Monologues for kids.  This is a monologue for a young boy and the character's name is Jack.   Genre is drama.  Falls into the contemporary monologues from movies and film category.

This is from the movie "Room" based on the novel of the same name by Emma Donoghue.  You can find it at 1:47 (one hour forty seven minutes) into the movie.   When I saw it, I was floored.   So poetic, beautiful and simply written which made it all the more powerful.  Imagine being a child who grew up in a room the size of a garden shed, who never saw the outside world.  Based on events in the news where women and their children were held captive for years but a fictionalized account.  The screenplay was nominated for an Academy Award for best writing, adapted screenplay and for a Golden Globe best screenplay - motion picture category.  It's star Brie Larson won best actress at the Oscars and Golden Globes. The movie is straight up moving; if you don't get teary eyed watching it you're clearly an android sent fro the future to destroy us, hehe.  The monologue I'm recommending from this film is an amazing snippet that could be a very moving performance for a young actor auditioning for a drama.  Vulnerable, sweet, innocent, yet wise.  The child actor should be able to play approximately five years old, though I think you could have an older child perform it and it would still be very moving and effective up to about 10 years old.  You watch it and see, the film is available streaming on the various video services or you can get it here.
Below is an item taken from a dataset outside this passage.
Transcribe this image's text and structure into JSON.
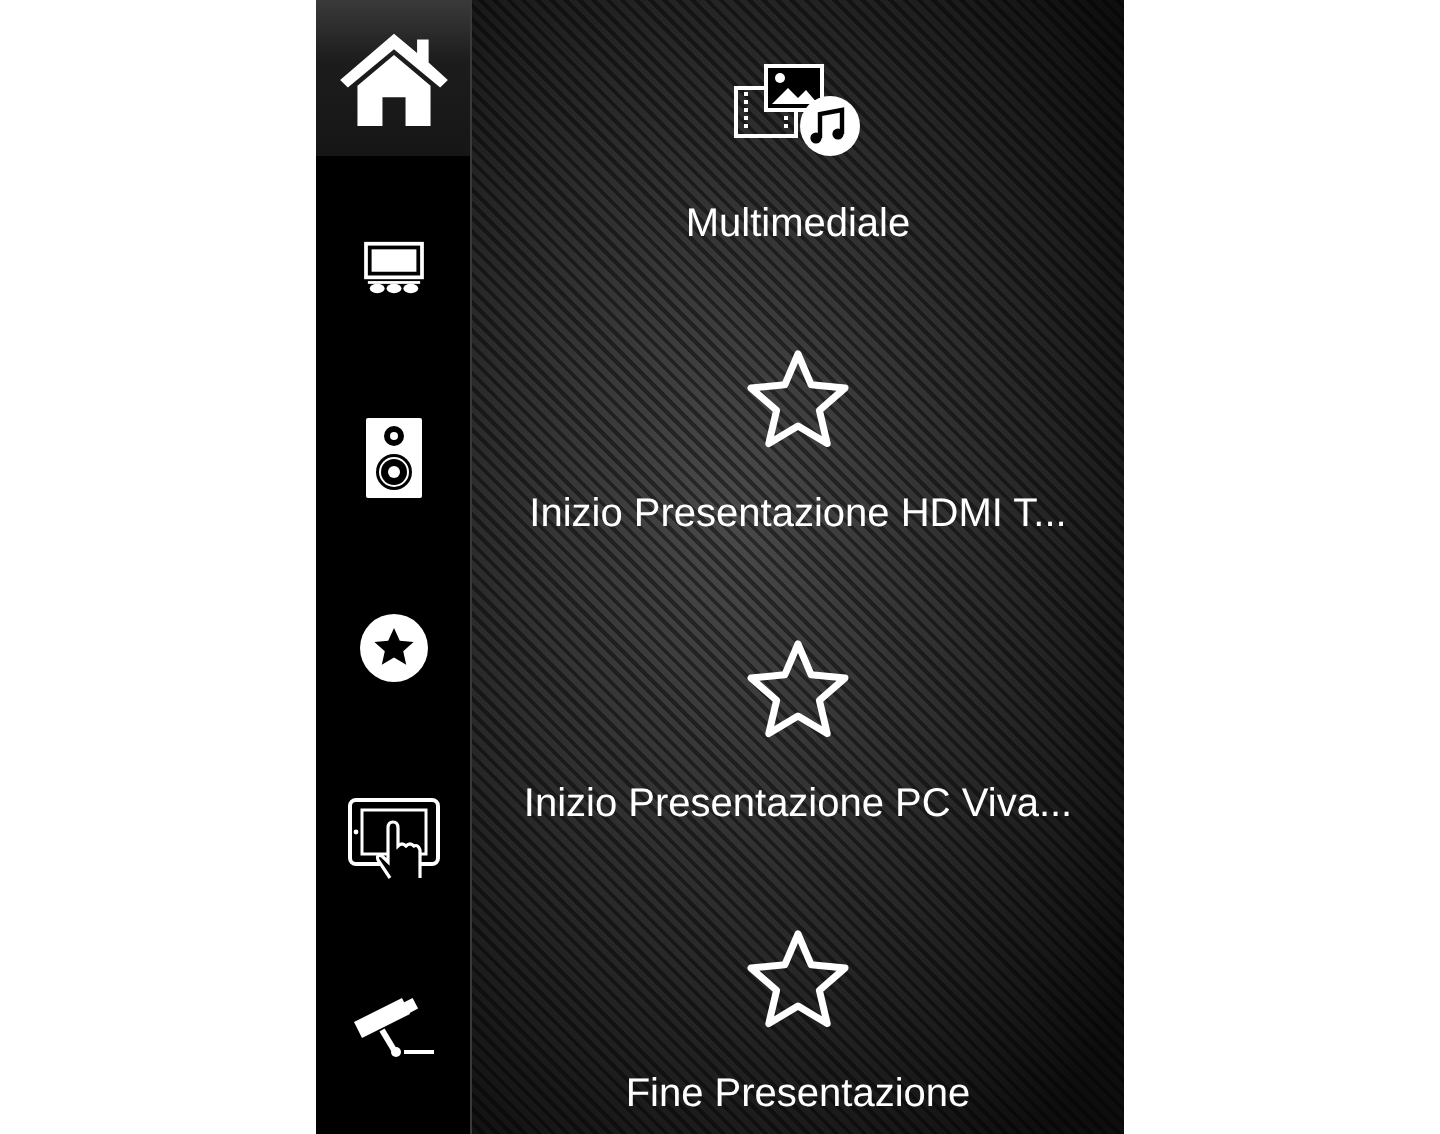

Start the monologue at 1:47 in the movie (right toward the end of the film) with the line "When I was 4, I didn't even know about the world ... and now me and ma are going to live in it forever and ever until we're dead."  and you can end it just under one minute long with the line "Because it's still just you and me."  Alternately, you can extend it a little longer and end with "Bye Bye Skylight ... Ma, say bye bye to room" at 1:52.